Il lucchetto scattò e la porta si spalancò davanti a loro, la oltrepassarono spintonandosi, la richiusero velocemente e vi pigiarono contro l’orecchio, rimanendo in ascolto.
«Da che parte sono andati, Pix?» stava chiedendo Gazza. «Svelto, parla!»
«Di’ ‘per favore’».
«Non farmi perdere tempo, Pix. Dimmi, dove sono andati ?»
«Non ti dirò un bel niente se non me lo chiedi per favore» disse Pix con la sua fastidiosa cantilena.
«E va bene… per favore !»
«NIENTE! Ah-ha! Te l’avevo detto che non avrei detto niente se non dicevi per favore! Ha ha! Haaaa!» E i ragazzi udirono Pix allontanarsi con un sibilo mentre Gazza, furente, lanciava maledizioni.

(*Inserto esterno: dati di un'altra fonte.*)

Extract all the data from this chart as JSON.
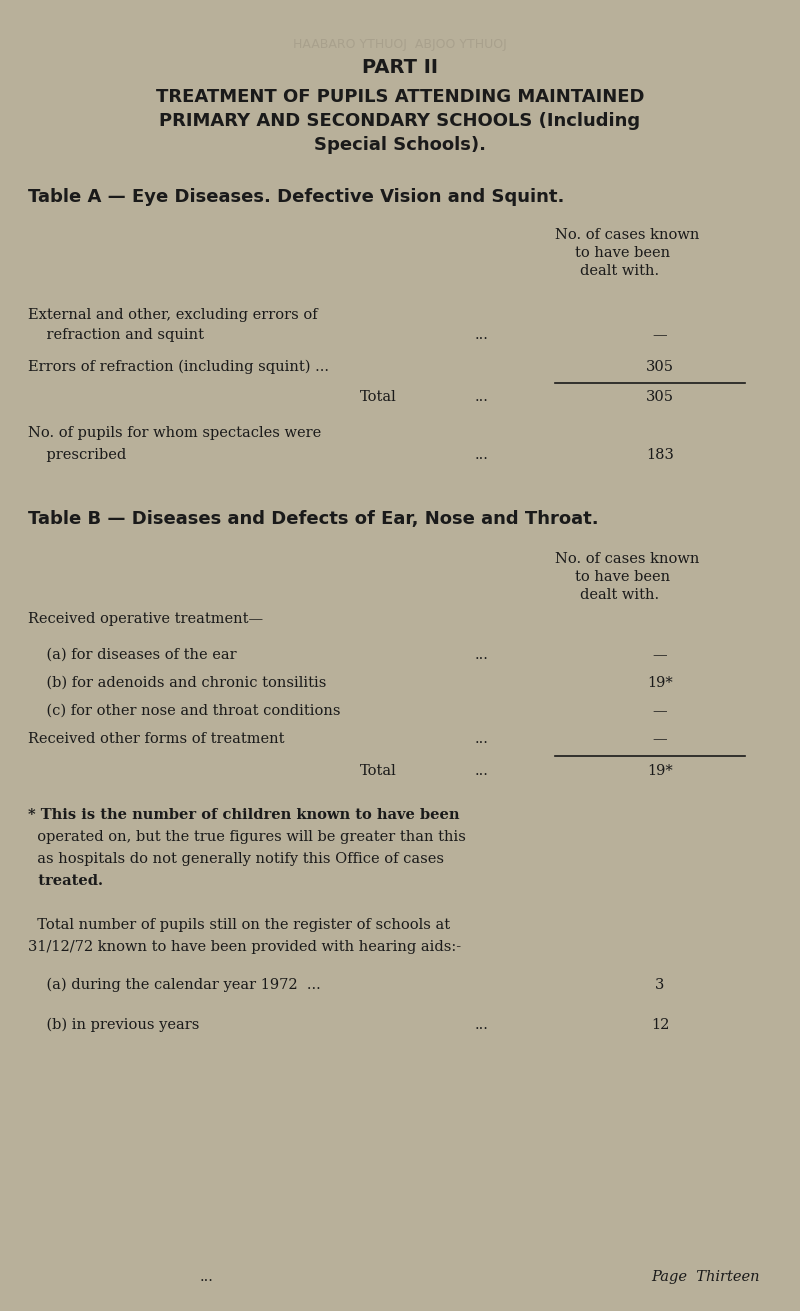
{
  "bg_color": "#b8b09a",
  "text_color": "#1a1a1a",
  "page_title": "PART II",
  "main_title_line1": "TREATMENT OF PUPILS ATTENDING MAINTAINED",
  "main_title_line2": "PRIMARY AND SECONDARY SCHOOLS (Including",
  "main_title_line3": "Special Schools).",
  "table_a_heading": "Table A — Eye Diseases. Defective Vision and Squint.",
  "col_header_line1": "No. of cases known",
  "col_header_line2": "to have been",
  "col_header_line3": "dealt with.",
  "row1_label1": "External and other, excluding errors of",
  "row1_label2": "    refraction and squint",
  "row1_dots": "...",
  "row1_value": "—",
  "row2_label": "Errors of refraction (including squint) ...",
  "row2_value": "305",
  "total1_label": "Total",
  "total1_dots": "...",
  "total1_value": "305",
  "spectacles_label1": "No. of pupils for whom spectacles were",
  "spectacles_label2": "    prescribed",
  "spectacles_dots": "...",
  "spectacles_value": "183",
  "table_b_heading": "Table B — Diseases and Defects of Ear, Nose and Throat.",
  "col_b_header_line1": "No. of cases known",
  "col_b_header_line2": "to have been",
  "col_b_header_line3": "dealt with.",
  "recv_op_label": "Received operative treatment—",
  "row_a_label": "    (a) for diseases of the ear",
  "row_a_dots": "...",
  "row_a_value": "—",
  "row_b_label": "    (b) for adenoids and chronic tonsilitis",
  "row_b_value": "19*",
  "row_c_label": "    (c) for other nose and throat conditions",
  "row_c_value": "—",
  "recv_other_label": "Received other forms of treatment",
  "recv_other_dots": "...",
  "recv_other_value": "—",
  "total2_label": "Total",
  "total2_dots": "...",
  "total2_value": "19*",
  "footnote_star": "* This is the number of children known to have been",
  "footnote_line2": "  operated on, but the true figures will be greater than this",
  "footnote_line3": "  as hospitals do not generally notify this Office of cases",
  "footnote_line4": "  treated.",
  "hearing_intro1": "  Total number of pupils still on the register of schools at",
  "hearing_intro2": "31/12/72 known to have been provided with hearing aids:-",
  "hearing_a_label": "    (a) during the calendar year 1972  ...",
  "hearing_a_value": "3",
  "hearing_b_label": "    (b) in previous years",
  "hearing_b_dots": "...",
  "hearing_b_value": "12",
  "footer_dots": "...",
  "page_label": "Page  Thirteen",
  "watermark_text": "HAABARO YTHUOJ  ABJOO YTHUOJ"
}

«Crede che questa porta sia chiusa a chiave» bisbigliò Harry. «Penso che siamo salvi… E piantala, Neville!» Infatti, era un minuto circa che Neville tirava la manica della vestaglia di Harry. « Che cosa c’è?»
Harry si voltò… e vide chiaramente che cosa c’era. Per un attimo, fu pronto a giurare di essere precipitato in un incubo: era troppo, dopo tutto quel che aveva passato fino a quel momento.
Non si trovavano in una stanza, come aveva creduto. Erano in un corridoio. Il corridoio proibito del terzo piano. E ora, capivano perché fosse proibito.
Stavano fissando dritto negli occhi un cane mostruoso, un bestione che riempiva tutto lo spazio tra il soffitto e il pavimento. Aveva tre teste. Tre paia di occhi roteanti, dallo sguardo folle; tre nasi che si contraevano e vibravano nella loro direzione; tre bocche sbavanti, con la saliva che pendeva come tante funi viscide dalle zanne giallastre.
Era lì, perfettamente immobile, tutti e sei gli occhi fissi su di loro, e Harry capì che l’unica ragione per cui non erano ancora morti era che la loro improvvisa comparsa lo aveva colto di sorpresa, sorpresa che però stava superando rapidamente: il suo ringhiare sordo non dava adito a equivoci.